Trace Elements 1971 Curated by Rosalind Davis
Reunited! Jamal Sterrett & Ben Lancaster performance at Trace Elements |1971. Curated by Rosalind Davis The Factory Project was Produced by Thorp Stavri In 2020/21 Rosalind Davis and Justin Hibbs had the the opportunity to work with the talented movement artist Jamal Sterrett as a commission for ITV Creates to create an ident (something you see between adverts and programmes). Jamal will rejoin Rosalind and Justin on a new collaboration at Trace Elements |1971 at the Factory, a major sculpture show in East London during Frieze week and create a new piece together as Jamal responds to a new site specifc sculptural installation.

Rosalind Davis Curatorial Statement for Trace Elements | 1971.
Themes that bring these artists’ practices together are transformation and experience. Their works respond directly to buildings or contexts, scraping back layers of history, materiality or indeed reality, to create new or alternate spaces, objects and environments.
Trace Elements | 1971 is a title that references this incredible building’s links back to the industrial era whilst also acknowledging the cumulative impact of subsequent phases of its history.
Tate and Lyle’s factory in Silvertown was created in 1878 during the late-Victorian era. This is a period where houses were filled with the ‘lived’ history of their inhabitants. Inherited objects and furniture acknowledged and valued layered histories and the passage of time. In the 20th century as Modernism emerged, the presiding sentiment was to cast aside ornament in favour of transcendent minimal spaces; to remove and erase the past to start afresh. However, we have since moved beyond these polarities, traces of the past are resilient and perhaps we need to recognise the power of both? We now sit somewhere in-between these two positions: treasuring objects, buildings and experiences that acknowledge both past and present while simultaneously creating new memories and spaces.

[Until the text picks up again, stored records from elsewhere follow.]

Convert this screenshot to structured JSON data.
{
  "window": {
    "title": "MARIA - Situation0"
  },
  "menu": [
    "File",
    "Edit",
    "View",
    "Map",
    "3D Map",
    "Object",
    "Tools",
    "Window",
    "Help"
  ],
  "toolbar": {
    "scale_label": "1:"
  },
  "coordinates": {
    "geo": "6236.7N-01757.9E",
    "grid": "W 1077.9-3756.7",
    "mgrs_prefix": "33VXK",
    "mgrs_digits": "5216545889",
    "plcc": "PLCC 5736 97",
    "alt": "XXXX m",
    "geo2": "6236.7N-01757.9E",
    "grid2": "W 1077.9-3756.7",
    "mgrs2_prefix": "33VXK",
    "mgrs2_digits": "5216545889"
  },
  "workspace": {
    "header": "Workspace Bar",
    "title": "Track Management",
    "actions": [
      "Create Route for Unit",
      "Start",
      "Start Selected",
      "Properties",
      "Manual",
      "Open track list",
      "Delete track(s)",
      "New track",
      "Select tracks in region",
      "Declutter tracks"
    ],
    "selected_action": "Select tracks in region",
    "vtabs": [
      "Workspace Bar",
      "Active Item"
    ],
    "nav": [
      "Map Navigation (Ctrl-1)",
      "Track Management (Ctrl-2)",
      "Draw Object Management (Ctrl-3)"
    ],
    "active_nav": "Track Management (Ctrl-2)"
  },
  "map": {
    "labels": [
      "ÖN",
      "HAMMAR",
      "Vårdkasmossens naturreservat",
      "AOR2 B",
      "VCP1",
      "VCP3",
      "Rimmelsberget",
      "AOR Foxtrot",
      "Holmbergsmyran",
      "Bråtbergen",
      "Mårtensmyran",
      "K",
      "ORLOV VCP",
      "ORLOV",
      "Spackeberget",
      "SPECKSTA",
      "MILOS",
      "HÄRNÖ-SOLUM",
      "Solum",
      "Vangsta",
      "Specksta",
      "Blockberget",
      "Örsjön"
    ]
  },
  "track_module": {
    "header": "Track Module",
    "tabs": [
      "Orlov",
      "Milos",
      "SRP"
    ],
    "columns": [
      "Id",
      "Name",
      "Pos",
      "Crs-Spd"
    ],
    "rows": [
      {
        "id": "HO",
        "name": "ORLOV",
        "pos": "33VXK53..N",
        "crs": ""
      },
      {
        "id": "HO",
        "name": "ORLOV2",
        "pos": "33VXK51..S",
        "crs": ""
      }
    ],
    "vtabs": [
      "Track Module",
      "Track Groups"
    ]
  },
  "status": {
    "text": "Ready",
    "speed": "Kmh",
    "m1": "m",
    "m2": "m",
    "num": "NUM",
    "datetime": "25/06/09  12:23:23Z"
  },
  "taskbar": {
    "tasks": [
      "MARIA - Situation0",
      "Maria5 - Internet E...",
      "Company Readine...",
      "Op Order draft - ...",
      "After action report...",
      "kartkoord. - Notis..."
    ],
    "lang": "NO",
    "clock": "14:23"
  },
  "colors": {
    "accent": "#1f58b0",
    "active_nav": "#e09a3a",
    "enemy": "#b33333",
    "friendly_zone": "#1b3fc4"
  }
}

On one of our site visits to The Factory, Justin was wearing a t-shirt emblazoned with a 1971 logo – his birth year – and we discussed its potential as an enigmatic title. On researching further, I realised there was much more to the year 1971 than we initially thought.
1971 marked the beginning of the digital era with the advent of the first commercially available microprocessor and the beginning of the end of the Industrial Age. As such, 1971 was the start of home computing and all that came with it: freedom of information, self-education and the huge impact on our lives of the internet age.
While a lot of the works in my curated section are focused on the transformation of real-world materials and spaces, they also employ digital processes within their research and development stages – whether using photography, digital imaging software etc. For this collection of artists, the prevalence of the digital/virtual has led to a return to the physical and the haptic. They also share a sense of the industrial in the materials they use, factory components such as glass, latex, steel, di-bond, wood and concrete.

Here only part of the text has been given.